Case in point: the Barbarian just now defeated an opponent of her own level (16) in single combat, something that would be nearly unthinkable at low level. Granted, this Barbarian is probably the game's most extreme damage-dealer there is - I'm not confident any other character could have pulled that off. And the player wasn't exactly unlucky with the dice. And it was a very close call - she sports, what, 230 hp with rage hp, and ended the duel at well below 50 hp. Yadda yadda - doesn't change the fact she pulled it off - she did defeat a named level 16 NPC all by herself, me as the GM holding nothing back: that NPC even "cheated" by biting her before the duel started, inflicting an Enfeebled condition that lasted throughout the fight.
So no, I can't say I think the party's composition plays a role here. I mean, I don't think Paizo expects that to change as heroes level up. (Are you thinking of my half-joking suggestion any Wizard player first roll up a warrior and only at double-digit level switches over to the wizard?)

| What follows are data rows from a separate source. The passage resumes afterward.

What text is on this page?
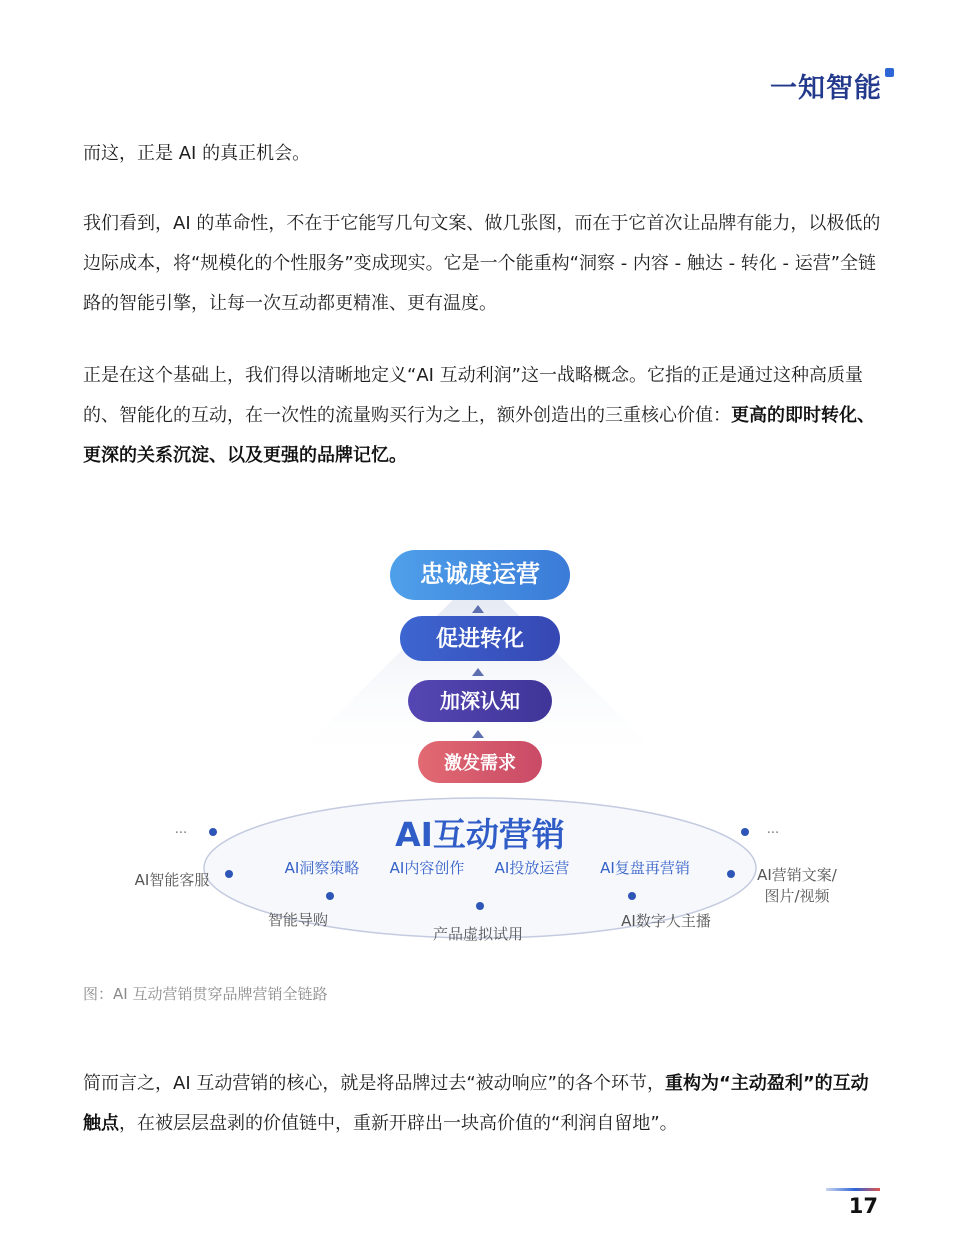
一知智能

而这，正是 AI 的真正机会。

我们看到，AI 的革命性，不在于它能写几句文案、做几张图，而在于它首次让品牌有能力，以极低的边际成本，将“规模化的个性服务”变成现实。它是一个能重构“洞察 - 内容 - 触达 - 转化 - 运营”全链路的智能引擎，让每一次互动都更精准、更有温度。

正是在这个基础上，我们得以清晰地定义“AI 互动利润”这一战略概念。它指的正是通过这种高质量的、智能化的互动，在一次性的流量购买行为之上，额外创造出的三重核心价值：更高的即时转化、更深的关系沉淀、以及更强的品牌记忆。

忠诚度运营
促进转化
加深认知
激发需求
AI互动营销
AI洞察策略 AI内容创作 AI投放运营 AI复盘再营销
...	...
AI智能客服	AI营销文案/
图片/视频
智能导购
产品虚拟试用
AI数字人主播
图：AI 互动营销贯穿品牌营销全链路

简而言之，AI 互动营销的核心，就是将品牌过去“被动响应”的各个环节，重构为“主动盈利”的互动触点，在被层层盘剥的价值链中，重新开辟出一块高价值的“利润自留地”。

17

Itemization: well, I feel confident the game is balanced on the assumption the treasure guidelines are followed, so... Yes, the heroes have access to striking runes and whatnot. I'm basically giving them what the adventure says to give them.
What I'm saying is that I imagine that if this exact party were deprived of their fundamental runes, then monsters would revert to their earlier role. This is because if heroes start to find it easier to hit and damage foes because the overall balance auto-shifts in their favor, removing the potency and striking runes will make the game balance fall back into its earlier state. I don't see any indication that parties with striking runes are meant to be considered non-standard.
"earlier official APs were simply distorted by the writers" I honestly feel they were just following directions = the encounter-building guidelines of the Core Rulebook (page 488-489).
That is, I don't blame the adventure writers. If anyone is to blame, it's the CRB writers. Those guidelines are
very harsh on level 1 heroes. I can easily see value in adding a bit more sophistication to those rules - essentially saying they work best for levels 7-14 (very roughly).
At levels 1-6 you might want to treat encounters as one category more difficult (so that in place of a Severe encounter, you merely place a Moderate one).
The biggest beneficiary of this would easily be level 1 adventurers playing by newcomers to the game, exactly the kind of player you don't want to scare away by repeatedly killing off her character! But even veteran gamers at level~5 would, I think, be only grateful... And at levels 15-20 you can treat encounters as one category less difficult (so in place of a Severe encounter, you can go ahead and pitch an Extreme one).
Not saying this advice is scientifically perfect. But it would mean that newcomers would have a better time, since they invariably start at low level. And it would also mean that the tendency I'm spotting in the official APs gets written into the guidelines (=they already do pitch Extreme ones where a Severe one would have been used in earlier installments). Note: I'm not saying you should double dip - which you will if you upgrade the written AP encounters. I'm talking about enshrining the encounter guidelines the AP writers seemingly already follow.